The Story of Antique Drop Earrings
Earrings have been worn for thousands of years, not simply…
A Victorian snake bangle, set with diamonds and rubies, embellished with red guilloche enamel. Circa 1860.
You may have noticed that snakes appear frequently in the jewellery world; coiled around themselves to form a bangle or bracelet; two snakes entwined with each other to create a ring; a snake biting its own tail as a necklace – but what makes the serpent so illustrious and what makes snakes in antique jewellery so collectible?
Stretching as far back as ancient Greece, the snake has remained a popular motif used in many aspects of craftsmanship. Not only does the snake’s flexible body lend itself well to creating numerous shapes, the snake has gained various meanings in different civilisations across the world. The Egyptians viewed the snake as a symbol of royalty and divine authority. An upright cobra (or Uraeus) can be seen on Tutankhamun’s death mask, symbolising Wadjet – the serpent goddess.
King Tutankhamun’s mask, bearing a cobra to the forehead.
Similarly, the Ouroboros – the depiction of a snake or serpent eating its own tail – was first discovered in ancient Egyptian iconography, and was later adopted by alchemists. It is commonly perceived to symbolise the cycle of life, death and rebirth.
One of the earliest known appearances of the Ouroboros, shown here on a shrine enclosing Tutankhamun’s sarcophagus.
In more recent times, in 1839, Queen Victoria became engaged to Prince Albert. His choice of engagement ring was a snake; decorated with rubies for the eyes, diamonds for the mouth, and an emerald set within the head, representing the Queen’s own birthstone. This symbol of everlasting love and eternity catapulted the snake into popularity amongst the general public.
Queen Victoria’s engagement ring, as designed by Prince Albert. It is thought that the ring was buried with Queen Victoria.
Now a fast-growing fashion trend in England (and later Europe), the snake had begun to become the must-have jewellery accessory. As Queen Victoria was seen out in public, jewellery manufacturers started to emulate the monarch and produced coiled snake rings, cuff bracelets and flexible necklaces. Soon it was acknowledged that giving a piece of snake jewellery was to signify eternal love, and happiness. Snakes in antique jewellery are something worth keeping an eye out for because they’re both collectible and desirable.

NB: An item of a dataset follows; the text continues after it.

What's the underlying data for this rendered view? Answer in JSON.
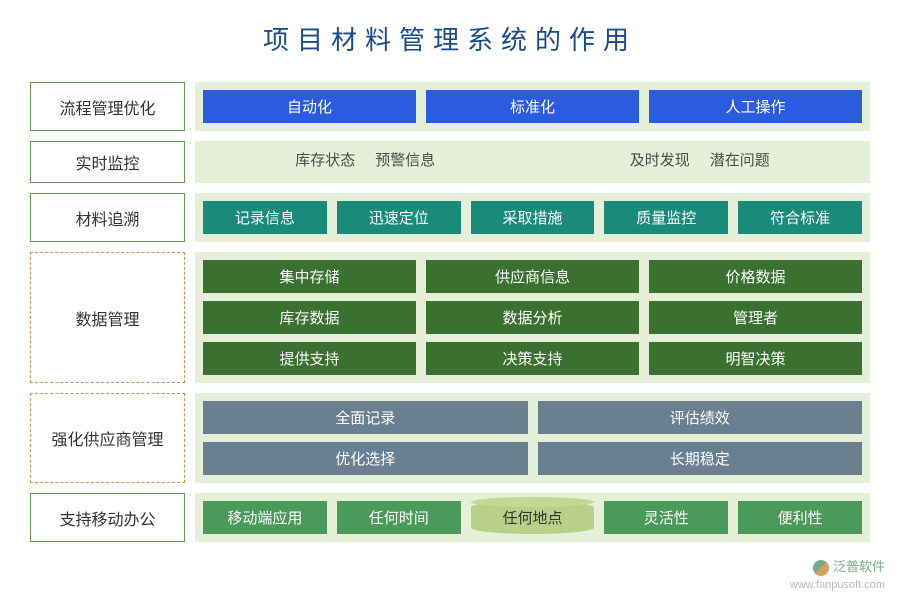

An antique blue enamel snake necklace, set with pearls and diamonds, with a free-hanging heart pendant. Circa 1860.
It’s not just snakes in antique jewellery that have jewellery lovers all excited! The 20th Century saw many prestigious design houses contribute to snake jewellery; Cartier famously created an exquisite diamond necklace for Mexican actress Maria Felix in the year 1919. The platinum collar took many months of hard work and skilled craftsmanship to produce. Maria’s love of reptiles led her to commission more snake pieces, including the iconic reversible serpent necklace that remained in her collection shortly before her death in 2002.
This later piece, completed in the 1960’s, was a masterpiece of design; it measured 22 inches long, and was adorned with over 2,400 brilliant and baguette-cut diamonds weighing a total of 178.21 carats. The reverse was beautifully enamelled in blue, green and red to represent scales.
A pair of the actress’s gold and turquoise coiled snake hoop earrings fetched over 45,000 USD in a sale held by Christie’s New York auction house in 2007.
Throughout the years, snake and serpent pieces have remained popular and highly collectable amongst jewellery lovers. They are as appealing today as they always have been, catering to all generations and markets across the world. Luxury designer houses such as Bulgari continue to produce snake jewellery to this day under the collection name “Serpenti”, including their infamous gem-set and diamond-studded bangles and wristwatches.
Buying snake jewellery in today’s market is exciting, due to the sheer variety of designs, periods and materials available to us. There is no doubt that whatever your tastes or preferences, there is a snake piece out there that will fit right in with your style.
A vintage gold snake bracelet, set with citrine, available with matching necklace. Circa 1970.
So, whether the slithering reptile symbolises something significant to you, or whether you simply enjoy the aesthetic, consider adding a snake or two to your jewellery box. They have proved themselves to be utterly timeless, and will undoubtedly remain so for many years to come.